To get through his ordeal, Ralston drew on a spiritual connection to family and friends. A person who prided himself on being alone, Ralston discovered the key to survival was his desire to engage life and not withdraw from it.
"It's not about a mountain climber or a man in isolation, it's actually about a man who's looking out and connecting to people on the outside and trying to get back to them," James Franco, who portrays Ralston in the film, told Reuters.
But how does a filmmaker portray "127 hours" in 90 minutes and hold the audience's attention?
While Ralston is stuck in his hard place, chipping away at the nemesis the rock, audiences journey back through his life, meeting his friends, sister and parents.
When Ralston faces predicaments like drinking urine because he is out of water, audiences are part of the experience when the camera goes inside Ralston's pee-filled water bag. When the adventurer first tests his ability to cut himself, the camera's lens goes into his arm alongside the dull blade of the knife.

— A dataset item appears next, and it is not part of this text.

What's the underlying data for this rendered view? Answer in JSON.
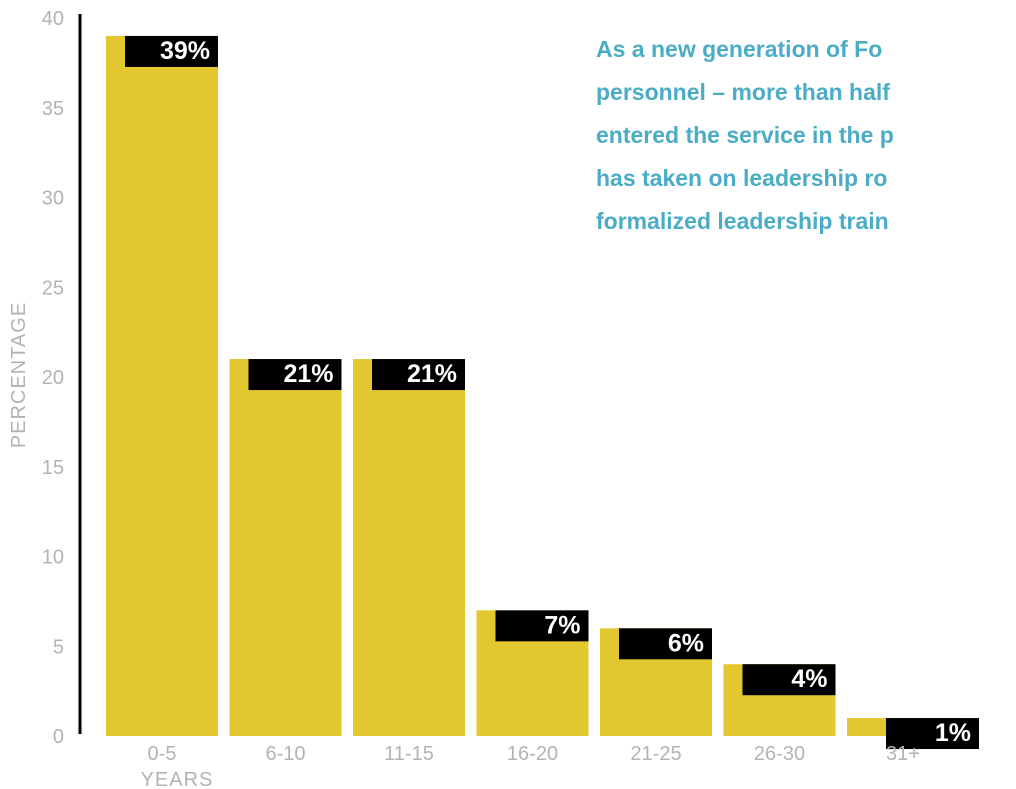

And then there are the videotapes. Ralston may not have told anyone where he was going, but he did bring a video camera on his journey and recorded himself saying farewell to his loved ones. In effect, he taped his own eulogy.
He had never shown the tapes publicly, but he did give them to Boyle and Franco to help them tell his story.
"It's not what he's saying, it's his behavior, the way he is," Franco said. "I spent days with Aron (preparing for the role) and it was incredibly valuable, but it's never going to be just the pure behavior and seeing him in that situation...that kind of stuff just hardly exists."